Mais nos spectacles s’appuient avant tout sur la proposition d’un thème de départ Dans ce choix, chaque artiste a une place essentielle. Ensuite l’écriture peut être individuelle et collective car elle naît d’improvisations, de fragments de textes personnels ou d’auteurs proposés par les artistes. Cette étape est importante car l’écrivain s’imprègne, collecte, rassemble, organise, adapte, transforme et propose une trame stable. (Pour « Les Triportés » et « Les Edenistes » on retrouve aussi bien des fragments d’auteurs comme Shakespeare, Michaux que les écrits des comédiens)
Dans ce cheminement, il arrive aussi parfois que l’adaptation d’ un texte existant s’impose à nous.(Pour « Interférences Chinoises part 1, marions- les », dans le cadre du thème du mariage nous avons travaillé avec Christian Devèze et Marie Triboulet sur une adaptation de la laideur récompensée de LI YU auteur chinois et des improvisations ; dans « Interférences Chinoises part 2 », nous travaillerons sur George Dandin de Molière) .
La compagnie travaille avec un scénographe et un compositeur qui s’imprègnent du contexte mais aussi coordonnent les propositions.
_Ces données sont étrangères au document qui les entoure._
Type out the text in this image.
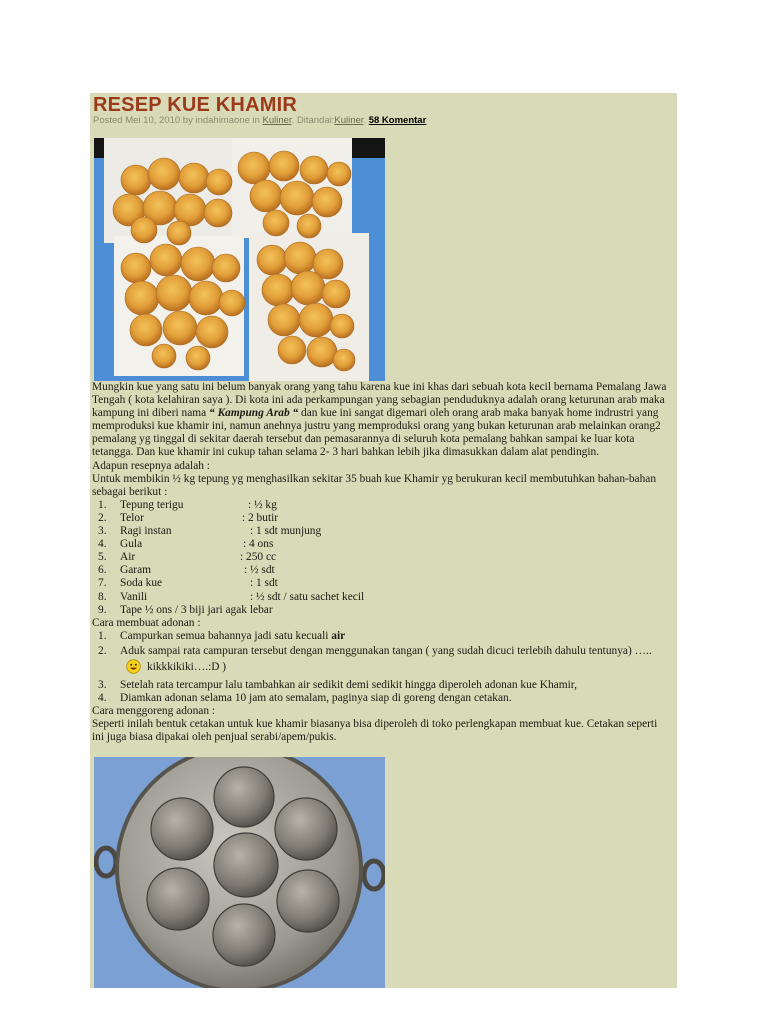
RESEP KUE KHAMIR
Posted Mei 10, 2010 by indahimaone in Kuliner. Ditandai:Kuliner. 58 Komentar

Mungkin kue yang satu ini belum banyak orang yang tahu karena kue ini khas dari sebuah kota kecil bernama Pemalang Jawa Tengah ( kota kelahiran saya ). Di kota ini ada perkampungan yang sebagian penduduknya adalah orang keturunan arab maka kampung ini diberi nama “ Kampung Arab “ dan kue ini sangat digemari oleh orang arab maka banyak home indrustri yang memproduksi kue khamir ini, namun anehnya justru yang memproduksi orang yang bukan keturunan arab melainkan orang2 pemalang yg tinggal di sekitar daerah tersebut dan pemasarannya di seluruh kota pemalang bahkan sampai ke luar kota tetangga. Dan kue khamir ini cukup tahan selama 2- 3 hari bahkan lebih jika dimasukkan dalam alat pendingin.

Adapun resepnya adalah :

Untuk membikin ½ kg tepung yg menghasilkan sekitar 35 buah kue Khamir yg berukuran kecil membutuhkan bahan-bahan sebagai berikut :

1. Tepung terigu	: ½ kg
2. Telor	: 2 butir
3. Ragi instan	: 1 sdt munjung
4. Gula	: 4 ons
5. Air	: 250 cc
6. Garam	: ½ sdt
7. Soda kue	: 1 sdt
8. Vanili	: ½ sdt / satu sachet kecil
9. Tape ½ ons / 3 biji jari agak lebar

Cara membuat adonan :

1. Campurkan semua bahannya jadi satu kecuali air
2. Aduk sampai rata campuran tersebut dengan menggunakan tangan ( yang sudah dicuci terlebih dahulu tentunya) …..kikkkikiki….:D )
3. Setelah rata tercampur lalu tambahkan air sedikit demi sedikit hingga diperoleh adonan kue Khamir,
4. Diamkan adonan selama 10 jam ato semalam, paginya siap di goreng dengan cetakan.

Cara menggoreng adonan :

Seperti inilah bentuk cetakan untuk kue khamir biasanya bisa diperoleh di toko perlengkapan membuat kue. Cetakan seperti ini juga biasa dipakai oleh penjual serabi/apem/pukis.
Pour nous la scénographie et la musique sont médiatrices de la fiction et de cette relation humaine particulière. Elles assurent le lien en mettant le spectateur dans un contexte.
L’espace scénographique et sonore sont des éléments déterminants du spectacle. La scénographie et la création sonore sont là pour transformer le regard sur un lieu quotidien et lui faire prendre un autre sens.